Here’s a guest post by pseudonymous reader Sigmund (Martin Corcoran). He was brought up as an Irish Catholic and is now an atheist and a scientist; this made him particularly incensed when he saw an Irish Catholic from Oxford University bang on about how science and Catholicism are friends.
The Conflict between Faith and Science: the Catholic response.
The Iona Institute is a Dublin-based conservative Catholic lobby group whose aim is to preserve the prevailing influence of Catholicism in Ireland. Although concentrating largely on traditional Catholic opposition to female reproductive rights and gay marriage, Iona has devoted some effort in recent years to answering the challenge of New Atheism.
On February 18th, they hosted a talk in Dublin by Fr Andrew Pinsent on “The Alleged Conflict between Faith and Science”. Pinsent is both a priest and particle physicist and is described as “Research Director of the Ian Ramsey Centre for Science and Religion at Oxford University, a member of the Theology and Religion Faculty, a Research Fellow of Harris Manchester College and a priest of the diocese of Arundel and Brighton.” [JAC: Note that Templeton has now insinuated its filthy paws into both Oxford and Cambridge Universities: the latter in the form of the Faraday Institute for Science and Religion.]
Of course the Ian Ramsey Center is heavily supported by—who else?—the Templeton Foundation.
Here’s a 53-minute talk by Fr Pinsent (you don’t have to watch it all; see below):
Pinsent introduces his talk as a response to New Atheism.
“The challenge of our time is that it is alleged that there is a conflict between science and faith and indeed this is one of the main battlegrounds in what are called the culture wars, so it is important that we are able to respond.”
Unfortunately, he then proceeds n to elaborate what must be, outside the confines of the Huffington Post religion section, the worst set of arguments on this subject I have ever heard.

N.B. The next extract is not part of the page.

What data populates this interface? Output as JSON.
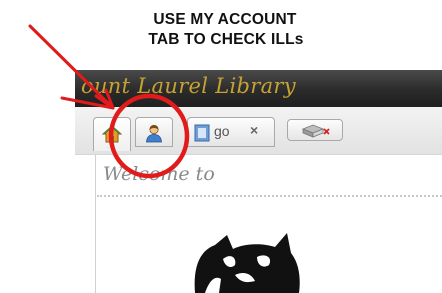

Pinsent is a dreadful speaker, and if you don’t have 53 minutes to spare, I’ll save you the pain of watching by summarizing his argument as follows:
A) In the past, lots of famous scientists were religious.
B) Atheists are communists.
These two points are padded out with a lot of straw about the New Atheists who, according to Pinsent, “generally argue, and probably want to believe, that theists are generally irrational and evil”.
He then describes an interminably long list of priests who were scientists: Gregor Mendel, George Lamaitre, Nicholas Steno, Ruder Boscovich, and so on.
Echoing Monty Python’s ‘Life of Brian’, Pinsent goes on to tell us all the wonderful things the Catholic church has done for us.
Catholic civilization is described having given the world modern geography
”Almost exclusively, the great voyages of discovery were launched by Catholic powers or Catholic individuals”
It has given us law (apparently legal systems are derived from the Catholic middle ages).
And any past transgressions are exaggerated. For example what punishment did Galileo really have to suffer?
“He had to stay in his villa and the church made him recite seven psalms a week.
Well, in two thousand years, if that’s the worst thing we did that’s not too bad, eh.
And actually the church admitted Galileo was right, once the scientific evidence came in.
Is this that dogmatic evil institution that held back science?”
Well, considering that the Church’s admission that they were mistaken, and that Galileo was correct, occurred only in 1992, nearly 360 years after the initial trial, I guess Pinsent has some other unspoken reason why this shouldn’t be seen as the church hindering research. Perhaps they are just incredible sticklers for peer review?
Pinsent then wanders off on a strange detour to describe how religious imagery has gradually disappeared from works of art over the centuries, a point that serves no purpose in his argument except provide him with an opportunity to sneer at modern art.
Finally, we get the old tired tropes about atheistic communist regimes, Soviet Russia, Albania and North Korea—this is what happens when atheists get power!—and no mention whatsoever of secular democracies like the Scandinavian nations.
And that’s about it!
The important thing to take from this talk is that Andrew Pinsent is not some nobody on the internet. He is the head of a major Catholic theological center in Oxford university. He’s turned up at the culture wars armed only with one of those toy guns that, instead of firing bullets, just unfurls a flag. Only in Pinsent’s case the flag doesn’t say “BANG!” It says “COMMUNIST!”
Having been brought up a Catholic myself (I’m better now!) I can almost feel sorry for him. Catholic teaching, as exemplified by the Nicene Creed, is so vulnerable to scientific thinking that any efforts at apologetics are, by necessity, exercises in avoiding the subject. The direct, unflinching approach of the New Atheists have made this task almost impossible and it shows, both in Pinsent’s arguments and in his clear discomfort while enunciating them. Perhaps he is seeing what we can glimpse on the edges of this clip—that the audience is almost exclusively elderly. The young, and indeed the middle-aged, have long since abandoned the fight.